Bradford Planning Matters
Bradford is defined by its narrow, glacial river valleys, principally the Wharfe and the Aire, and the Worth which flows into the Aire at Keighley. Between these are the high ground of Rombalds Moor, Keighley Moor and Haworth Moor. Most of these uplands also fall within the South Pennines Special Area of Conversation, and there are proposals for a South Pennines Regional Park to plug the gap in the landscape protection of the uplands between the Peak District and the Yorkshire Dales National Parks.
This distinctive geography creates a chain of settlements along the valleys running down into Bradford city. Some of these, such as Silsden, have seen rapid expansion through new development in the 2000s, and others, such as Burley-in-Wharfedale, are also under increasing development pressure.
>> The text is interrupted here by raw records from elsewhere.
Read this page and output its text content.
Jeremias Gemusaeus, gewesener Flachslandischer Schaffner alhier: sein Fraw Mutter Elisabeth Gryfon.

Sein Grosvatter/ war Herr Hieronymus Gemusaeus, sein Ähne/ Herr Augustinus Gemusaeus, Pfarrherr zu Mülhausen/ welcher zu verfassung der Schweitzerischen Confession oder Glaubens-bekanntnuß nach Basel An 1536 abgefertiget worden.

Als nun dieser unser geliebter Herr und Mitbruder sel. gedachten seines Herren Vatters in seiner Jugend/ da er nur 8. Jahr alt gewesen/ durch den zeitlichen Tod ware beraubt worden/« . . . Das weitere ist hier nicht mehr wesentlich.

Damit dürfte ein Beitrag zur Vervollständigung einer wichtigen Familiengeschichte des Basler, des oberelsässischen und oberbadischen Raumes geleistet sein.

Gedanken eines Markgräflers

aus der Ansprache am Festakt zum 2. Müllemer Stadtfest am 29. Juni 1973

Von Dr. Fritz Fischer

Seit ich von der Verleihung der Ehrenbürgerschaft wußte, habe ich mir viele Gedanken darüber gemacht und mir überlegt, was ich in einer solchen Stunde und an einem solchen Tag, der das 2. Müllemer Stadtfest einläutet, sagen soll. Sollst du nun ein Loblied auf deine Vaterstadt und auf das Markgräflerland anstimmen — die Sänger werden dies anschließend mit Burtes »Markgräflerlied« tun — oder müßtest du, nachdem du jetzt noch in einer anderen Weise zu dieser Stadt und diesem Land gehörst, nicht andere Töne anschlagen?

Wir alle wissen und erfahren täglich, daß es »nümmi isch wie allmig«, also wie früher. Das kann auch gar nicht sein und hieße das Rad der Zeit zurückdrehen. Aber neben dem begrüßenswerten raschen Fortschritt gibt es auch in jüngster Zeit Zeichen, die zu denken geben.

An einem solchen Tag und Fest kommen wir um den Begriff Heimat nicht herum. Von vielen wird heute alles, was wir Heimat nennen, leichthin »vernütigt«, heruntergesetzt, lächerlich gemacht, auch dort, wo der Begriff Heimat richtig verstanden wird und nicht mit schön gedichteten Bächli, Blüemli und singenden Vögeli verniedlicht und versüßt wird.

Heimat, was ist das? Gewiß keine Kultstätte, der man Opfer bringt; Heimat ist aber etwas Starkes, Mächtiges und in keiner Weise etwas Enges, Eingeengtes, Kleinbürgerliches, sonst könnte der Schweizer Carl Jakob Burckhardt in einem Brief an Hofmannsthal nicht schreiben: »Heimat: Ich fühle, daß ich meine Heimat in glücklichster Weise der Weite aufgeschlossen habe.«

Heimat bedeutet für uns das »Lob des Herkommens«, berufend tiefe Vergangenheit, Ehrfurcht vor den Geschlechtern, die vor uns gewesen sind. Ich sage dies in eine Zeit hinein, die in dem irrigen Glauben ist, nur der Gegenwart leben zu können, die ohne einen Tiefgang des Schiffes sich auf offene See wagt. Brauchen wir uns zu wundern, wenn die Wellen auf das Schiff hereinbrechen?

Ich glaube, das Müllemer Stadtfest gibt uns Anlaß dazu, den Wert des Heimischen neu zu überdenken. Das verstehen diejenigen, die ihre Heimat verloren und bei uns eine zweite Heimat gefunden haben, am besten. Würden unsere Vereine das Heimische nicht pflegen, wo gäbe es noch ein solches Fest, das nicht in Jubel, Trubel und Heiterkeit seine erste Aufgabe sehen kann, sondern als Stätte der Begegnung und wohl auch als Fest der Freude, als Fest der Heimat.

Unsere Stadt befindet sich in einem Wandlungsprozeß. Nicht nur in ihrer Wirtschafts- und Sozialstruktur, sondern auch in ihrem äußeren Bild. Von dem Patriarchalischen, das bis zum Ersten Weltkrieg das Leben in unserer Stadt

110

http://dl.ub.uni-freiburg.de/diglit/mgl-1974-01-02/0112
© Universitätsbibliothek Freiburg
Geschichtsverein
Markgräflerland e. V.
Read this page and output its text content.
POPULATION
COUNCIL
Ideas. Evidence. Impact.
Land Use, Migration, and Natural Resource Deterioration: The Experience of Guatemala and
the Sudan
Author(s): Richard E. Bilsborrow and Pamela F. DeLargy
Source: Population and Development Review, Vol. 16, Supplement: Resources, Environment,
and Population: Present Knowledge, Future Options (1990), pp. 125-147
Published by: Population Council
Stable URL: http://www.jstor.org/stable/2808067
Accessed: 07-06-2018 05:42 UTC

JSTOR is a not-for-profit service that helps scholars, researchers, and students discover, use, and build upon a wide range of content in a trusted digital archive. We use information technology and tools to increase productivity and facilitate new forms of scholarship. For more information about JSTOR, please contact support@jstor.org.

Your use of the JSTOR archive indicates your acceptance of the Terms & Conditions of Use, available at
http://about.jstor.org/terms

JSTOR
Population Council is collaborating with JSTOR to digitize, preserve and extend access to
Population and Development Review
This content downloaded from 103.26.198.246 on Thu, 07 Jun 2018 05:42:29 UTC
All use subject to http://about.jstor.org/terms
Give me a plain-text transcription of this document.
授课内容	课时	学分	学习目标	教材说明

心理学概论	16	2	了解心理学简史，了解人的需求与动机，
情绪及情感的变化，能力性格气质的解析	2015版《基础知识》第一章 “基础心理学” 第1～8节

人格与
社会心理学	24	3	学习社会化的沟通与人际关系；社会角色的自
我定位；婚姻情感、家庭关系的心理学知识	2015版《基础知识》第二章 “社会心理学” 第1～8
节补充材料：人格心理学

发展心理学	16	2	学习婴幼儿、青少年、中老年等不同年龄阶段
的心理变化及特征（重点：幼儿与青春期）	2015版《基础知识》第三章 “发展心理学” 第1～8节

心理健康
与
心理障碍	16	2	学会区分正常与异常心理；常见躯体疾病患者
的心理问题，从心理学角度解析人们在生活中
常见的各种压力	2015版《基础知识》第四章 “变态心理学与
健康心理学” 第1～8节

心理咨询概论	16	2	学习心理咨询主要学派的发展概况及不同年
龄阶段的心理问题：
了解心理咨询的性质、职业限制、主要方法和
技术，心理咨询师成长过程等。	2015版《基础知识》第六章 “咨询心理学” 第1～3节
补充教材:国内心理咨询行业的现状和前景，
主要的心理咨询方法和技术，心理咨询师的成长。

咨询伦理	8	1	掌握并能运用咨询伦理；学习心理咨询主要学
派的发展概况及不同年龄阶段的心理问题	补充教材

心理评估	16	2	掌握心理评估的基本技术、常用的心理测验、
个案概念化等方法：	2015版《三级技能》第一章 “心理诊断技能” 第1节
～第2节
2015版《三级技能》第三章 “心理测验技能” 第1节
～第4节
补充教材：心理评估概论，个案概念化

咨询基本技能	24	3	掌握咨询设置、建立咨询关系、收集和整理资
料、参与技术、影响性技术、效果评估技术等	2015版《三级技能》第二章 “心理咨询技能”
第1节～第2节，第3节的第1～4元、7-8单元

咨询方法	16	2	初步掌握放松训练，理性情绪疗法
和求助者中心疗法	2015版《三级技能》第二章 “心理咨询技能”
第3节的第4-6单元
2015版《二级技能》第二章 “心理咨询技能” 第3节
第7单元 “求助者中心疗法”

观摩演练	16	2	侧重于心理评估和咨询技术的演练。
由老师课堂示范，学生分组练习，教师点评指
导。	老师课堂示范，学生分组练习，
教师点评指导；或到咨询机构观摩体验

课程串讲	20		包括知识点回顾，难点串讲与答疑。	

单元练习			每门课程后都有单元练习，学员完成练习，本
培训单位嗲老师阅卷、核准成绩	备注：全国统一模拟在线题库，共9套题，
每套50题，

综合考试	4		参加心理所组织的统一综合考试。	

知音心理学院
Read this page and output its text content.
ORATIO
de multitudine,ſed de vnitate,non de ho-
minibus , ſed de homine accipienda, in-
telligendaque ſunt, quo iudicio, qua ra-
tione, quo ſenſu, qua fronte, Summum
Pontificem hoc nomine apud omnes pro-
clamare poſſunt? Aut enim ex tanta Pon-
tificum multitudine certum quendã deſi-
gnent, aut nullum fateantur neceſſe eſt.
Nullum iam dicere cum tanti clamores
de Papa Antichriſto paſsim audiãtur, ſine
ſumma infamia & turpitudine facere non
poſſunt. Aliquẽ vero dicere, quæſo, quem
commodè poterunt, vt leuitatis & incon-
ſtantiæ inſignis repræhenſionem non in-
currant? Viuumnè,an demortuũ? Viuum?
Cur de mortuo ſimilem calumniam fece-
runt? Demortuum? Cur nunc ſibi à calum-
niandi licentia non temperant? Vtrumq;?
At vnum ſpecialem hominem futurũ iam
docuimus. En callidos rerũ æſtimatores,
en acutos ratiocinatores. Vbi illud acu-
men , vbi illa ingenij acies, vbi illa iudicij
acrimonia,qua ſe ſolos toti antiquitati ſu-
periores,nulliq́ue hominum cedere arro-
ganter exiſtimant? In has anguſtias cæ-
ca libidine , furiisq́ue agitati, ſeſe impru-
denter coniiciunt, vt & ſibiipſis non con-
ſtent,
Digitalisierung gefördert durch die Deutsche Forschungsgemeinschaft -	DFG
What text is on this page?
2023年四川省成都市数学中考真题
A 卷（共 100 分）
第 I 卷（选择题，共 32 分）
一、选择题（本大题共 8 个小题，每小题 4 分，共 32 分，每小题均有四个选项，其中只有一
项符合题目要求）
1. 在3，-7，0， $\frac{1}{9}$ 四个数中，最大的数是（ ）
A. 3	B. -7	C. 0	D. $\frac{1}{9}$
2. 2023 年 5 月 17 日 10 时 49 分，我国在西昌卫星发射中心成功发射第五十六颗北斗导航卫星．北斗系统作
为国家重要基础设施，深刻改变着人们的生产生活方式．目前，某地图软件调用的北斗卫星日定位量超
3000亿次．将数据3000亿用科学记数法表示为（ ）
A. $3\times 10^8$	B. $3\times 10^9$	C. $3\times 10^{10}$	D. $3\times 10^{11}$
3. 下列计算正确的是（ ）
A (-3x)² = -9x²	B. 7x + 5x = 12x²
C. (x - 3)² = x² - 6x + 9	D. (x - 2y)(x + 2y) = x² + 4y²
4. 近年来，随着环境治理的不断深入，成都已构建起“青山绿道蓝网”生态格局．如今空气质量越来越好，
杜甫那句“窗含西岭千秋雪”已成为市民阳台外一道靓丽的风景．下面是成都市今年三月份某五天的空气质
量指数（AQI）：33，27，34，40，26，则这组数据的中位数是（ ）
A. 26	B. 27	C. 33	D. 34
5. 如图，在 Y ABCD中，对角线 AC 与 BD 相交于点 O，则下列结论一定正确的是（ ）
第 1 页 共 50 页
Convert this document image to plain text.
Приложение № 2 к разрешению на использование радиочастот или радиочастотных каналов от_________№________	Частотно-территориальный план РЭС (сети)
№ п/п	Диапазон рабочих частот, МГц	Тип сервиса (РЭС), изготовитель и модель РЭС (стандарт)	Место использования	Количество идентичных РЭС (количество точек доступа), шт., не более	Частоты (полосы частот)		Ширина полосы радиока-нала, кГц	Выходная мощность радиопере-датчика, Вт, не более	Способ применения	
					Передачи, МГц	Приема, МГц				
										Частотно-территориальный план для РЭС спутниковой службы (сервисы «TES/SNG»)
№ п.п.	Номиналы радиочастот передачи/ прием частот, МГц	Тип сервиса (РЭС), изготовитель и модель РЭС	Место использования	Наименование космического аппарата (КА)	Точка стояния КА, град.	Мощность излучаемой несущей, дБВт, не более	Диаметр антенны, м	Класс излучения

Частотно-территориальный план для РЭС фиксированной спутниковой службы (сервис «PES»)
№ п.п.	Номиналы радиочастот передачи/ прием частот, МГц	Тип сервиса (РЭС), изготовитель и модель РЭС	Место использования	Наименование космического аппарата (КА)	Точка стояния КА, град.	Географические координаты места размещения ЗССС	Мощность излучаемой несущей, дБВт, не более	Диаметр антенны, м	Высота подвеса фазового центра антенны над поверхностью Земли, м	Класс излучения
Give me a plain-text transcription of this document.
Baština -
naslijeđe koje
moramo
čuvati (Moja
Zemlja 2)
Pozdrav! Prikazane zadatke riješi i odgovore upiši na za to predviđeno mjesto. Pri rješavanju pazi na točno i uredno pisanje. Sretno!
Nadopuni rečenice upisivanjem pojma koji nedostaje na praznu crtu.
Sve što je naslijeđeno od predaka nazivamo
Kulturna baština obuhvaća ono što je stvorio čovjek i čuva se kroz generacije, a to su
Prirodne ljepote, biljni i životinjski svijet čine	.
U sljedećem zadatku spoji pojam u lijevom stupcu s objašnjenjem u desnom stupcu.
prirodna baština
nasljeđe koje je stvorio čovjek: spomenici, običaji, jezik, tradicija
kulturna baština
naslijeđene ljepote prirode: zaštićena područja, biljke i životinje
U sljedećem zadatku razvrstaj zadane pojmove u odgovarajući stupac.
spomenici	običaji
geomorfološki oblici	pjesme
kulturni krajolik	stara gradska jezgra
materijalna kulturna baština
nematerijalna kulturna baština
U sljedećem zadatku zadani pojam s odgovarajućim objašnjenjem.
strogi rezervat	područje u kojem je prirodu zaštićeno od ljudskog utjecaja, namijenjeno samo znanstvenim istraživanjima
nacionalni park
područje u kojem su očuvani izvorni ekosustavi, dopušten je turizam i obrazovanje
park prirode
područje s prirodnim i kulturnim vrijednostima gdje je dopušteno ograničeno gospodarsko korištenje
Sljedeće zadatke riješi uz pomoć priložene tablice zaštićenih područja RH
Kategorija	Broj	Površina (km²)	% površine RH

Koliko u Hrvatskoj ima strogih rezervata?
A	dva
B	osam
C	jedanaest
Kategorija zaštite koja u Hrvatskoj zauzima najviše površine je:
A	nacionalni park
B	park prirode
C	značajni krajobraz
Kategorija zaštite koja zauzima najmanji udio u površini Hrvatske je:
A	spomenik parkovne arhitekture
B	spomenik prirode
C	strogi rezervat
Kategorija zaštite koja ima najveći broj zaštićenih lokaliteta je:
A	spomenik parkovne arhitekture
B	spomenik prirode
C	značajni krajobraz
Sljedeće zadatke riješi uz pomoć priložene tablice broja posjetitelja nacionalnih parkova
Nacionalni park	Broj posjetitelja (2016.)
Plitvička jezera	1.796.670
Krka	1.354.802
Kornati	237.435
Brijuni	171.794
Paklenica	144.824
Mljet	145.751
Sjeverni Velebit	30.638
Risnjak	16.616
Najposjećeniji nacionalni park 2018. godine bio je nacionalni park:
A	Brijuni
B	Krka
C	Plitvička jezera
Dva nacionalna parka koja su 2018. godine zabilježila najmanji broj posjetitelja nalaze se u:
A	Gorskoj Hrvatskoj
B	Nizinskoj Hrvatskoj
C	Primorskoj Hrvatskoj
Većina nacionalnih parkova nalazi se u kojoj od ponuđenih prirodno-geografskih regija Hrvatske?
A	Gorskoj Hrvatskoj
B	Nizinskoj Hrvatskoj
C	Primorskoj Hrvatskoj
Saltaire is a World Heritage Site that is also perhaps one of the finest examples of what good urban planning is capable of. But all these settlements are plagued by road congestion, and there are significant areas of flood risk too, so the climate challenge is of great concern to the area.
Bradford’s amazing cultural and ethnic diversity is a huge contributor to its character, though different communities experience very different social wellbeing, which is reflected in their differing connections to the countryside and their unequal vulnerability to environmental problems such as air pollution and access to green space.
Areas to the south and east of Bradford city are also under great environmental pressure from motorways, major roads and associated development corridors, with the proposed South-East Bradford Link Road being a particular concern for CPRE, as it will carve through the remaining open, Green Belt-protected stretch of landscape between Bradford and Leeds.